Distribution Grid Line Outage Identification with Unknown Pattern and Performance Guarantee
This addresses the need for cost-effective and robust outage identification in distribution grid operations, though it is an incremental improvement over existing methods.
The paper tackles the problem of identifying line outages in distribution grids without prior knowledge of outage patterns, achieving timely detection and localization using only voltage magnitudes, as demonstrated with 17 outage configurations.
Line outage identification in distribution grids is essential for sustainable grid operation. In this work, we propose a practical yet robust detection approach that utilizes only readily available voltage magnitudes, eliminating the need for costly phase angles or power flow data. Given the sensor data, many existing detection methods based on change-point detection require prior knowledge of outage patterns, which are unknown for real-world outage scenarios. To remove this impractical requirement, we propose a data-driven method to learn the parameters of the post-outage distribution through gradient descent. However, directly using gradient descent presents feasibility issues.
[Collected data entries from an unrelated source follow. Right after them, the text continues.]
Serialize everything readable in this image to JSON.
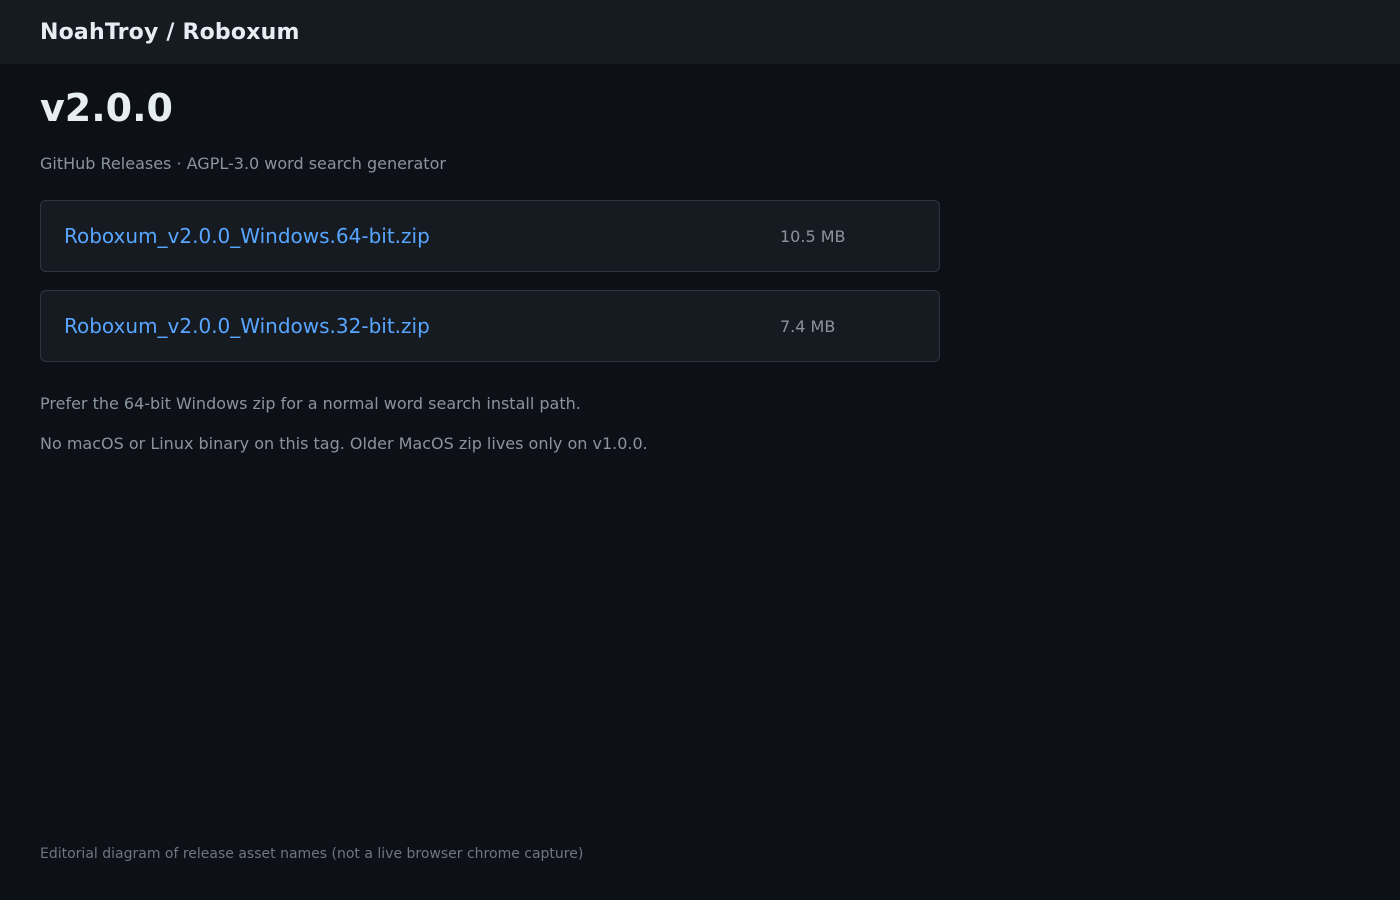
{
  "header": {
    "repo_path": "NoahTroy / Roboxum"
  },
  "release": {
    "title": "v2.0.0",
    "subtitle": "GitHub Releases · AGPL-3.0 word search generator"
  },
  "assets": [
    {
      "name": "Roboxum_v2.0.0_Windows.64-bit.zip",
      "size": "10.5 MB"
    },
    {
      "name": "Roboxum_v2.0.0_Windows.32-bit.zip",
      "size": "7.4 MB"
    }
  ],
  "notes": {
    "recommendation": "Prefer the 64-bit Windows zip for a normal word search install path.",
    "platform_note": "No macOS or Linux binary on this tag. Older MacOS zip lives only on v1.0.0."
  },
  "footer": {
    "caption": "Editorial diagram of release asset names (not a live browser chrome capture)"
  },
  "colors": {
    "background": "#0d1117",
    "header_bg": "#161b22",
    "link": "#58a6ff",
    "muted_text": "#8b949e"
  }
}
To address this, we modify our approach by adding a Bregman divergence constraint to control the trajectory of the parameter updates, which eliminates the feasibility problems. As timely operation is the key nowadays, we prove that the optimal parameters can be learned with convergence guarantees via leveraging the statistical and physical properties of voltage data. We evaluate our approach using many representative distribution grids and real load profiles with 17 outage configurations. The results show that we can detect and localize the outage in a timely manner with only voltage magnitudes and without assuming a prior knowledge of outage patterns.